Une franchise ressemble à une affaire clés en main : on paie le droit d'entrée, on suit le manuel, on encaisse les profits. La réalité tient dans un empilement de pourcentages, et c'est tout l'enjeu de savoir s'ils s'additionnent ou non.
Key takeaways
- L'investissement total varie énormément selon le format, de quelques centaines de milliers pour un kiosque à bien plus d'un million pour un restaurant entièrement construit.
- Les redevances courantes se situent généralement dans la fourchette de 4-8% des ventes, plus un fonds publicitaire distinct d'environ 2-4%.

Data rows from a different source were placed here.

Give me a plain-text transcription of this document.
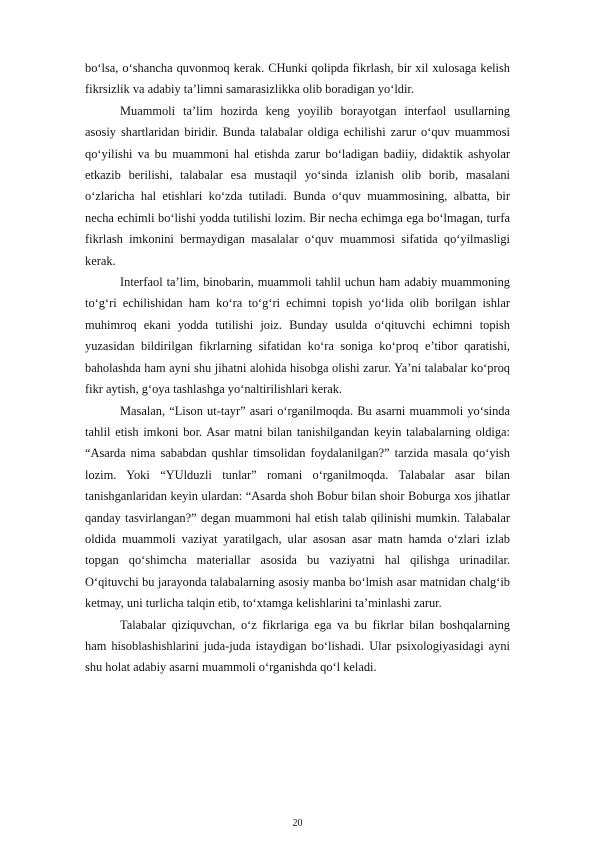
bo‘lsa, o‘shancha quvonmoq kerak. CHunki qolipda fikrlash, bir xil xulosaga kelish fikrsizlik va adabiy ta’limni samarasizlikka olib boradigan yo‘ldir.

Muammoli ta’lim hozirda keng yoyilib borayotgan interfaol usullarning asosiy shartlaridan biridir. Bunda talabalar oldiga echilishi zarur o‘quv muammosi qo‘yilishi va bu muammoni hal etishda zarur bo‘ladigan badiiy, didaktik ashyolar etkazib berilishi, talabalar esa mustaqil yo‘sinda izlanish olib borib, masalani o‘zlaricha hal etishlari ko‘zda tutiladi. Bunda o‘quv muammosining, albatta, bir necha echimli bo‘lishi yodda tutilishi lozim. Bir necha echimga ega bo‘lmagan, turfa fikrlash imkonini bermaydigan masalalar o‘quv muammosi sifatida qo‘yilmasligi kerak.

Interfaol ta’lim, binobarin, muammoli tahlil uchun ham adabiy muammoning to‘g‘ri echilishidan ham ko‘ra to‘g‘ri echimni topish yo‘lida olib borilgan ishlar muhimroq ekani yodda tutilishi joiz. Bunday usulda o‘qituvchi echimni topish yuzasidan bildirilgan fikrlarning sifatidan ko‘ra soniga ko‘proq e’tibor qaratishi, baholashda ham ayni shu jihatni alohida hisobga olishi zarur. Ya’ni talabalar ko‘proq fikr aytish, g‘oya tashlashga yo‘naltirilishlari kerak.

Masalan, “Lison ut-tayr” asari o‘rganilmoqda. Bu asarni muammoli yo‘sinda tahlil etish imkoni bor. Asar matni bilan tanishilgandan keyin talabalarning oldiga: “Asarda nima sababdan qushlar timsolidan foydalanilgan?” tarzida masala qo‘yish lozim. Yoki “YUlduzli tunlar” romani o‘rganilmoqda. Talabalar asar bilan tanishganlaridan keyin ulardan: “Asarda shoh Bobur bilan shoir Boburga xos jihatlar qanday tasvirlangan?” degan muammoni hal etish talab qilinishi mumkin. Talabalar oldida muammoli vaziyat yaratilgach, ular asosan asar matn hamda o‘zlari izlab topgan qo‘shimcha materiallar asosida bu vaziyatni hal qilishga urinadilar. O‘qituvchi bu jarayonda talabalarning asosiy manba bo‘lmish asar matnidan chalg‘ib ketmay, uni turlicha talqin etib, to‘xtamga kelishlarini ta’minlashi zarur.

Talabalar qiziquvchan, o‘z fikrlariga ega va bu fikrlar bilan boshqalarning ham hisoblashishlarini juda-juda istaydigan bo‘lishadi. Ular psixologiyasidagi ayni shu holat adabiy asarni muammoli o‘rganishda qo‘l keladi.

20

- Le chiffre d'affaires moyen par unité (AUV) et le délai de retour sur investissement sont les deux chiffres qui décident si l'ouverture d'une unité en vaut la peine.
- Les intérêts du franchiseur et du franchisé divergent : l'un gagne sur le chiffre d'affaires brut, l'autre sur ce qu'il en reste.
Ce que vous payez réellement pour ouvrir
Deux chiffres sont constamment confondus. Le premier est le droit d'entrée, un paiement unique et anticipé pour le droit d'exploiter sous la marque. Il se situe souvent dans les quelques dizaines de milliers et vous achète surtout l'intégration, la formation et l'accès au système. Ce n'est pas le coût de construction de l'entreprise.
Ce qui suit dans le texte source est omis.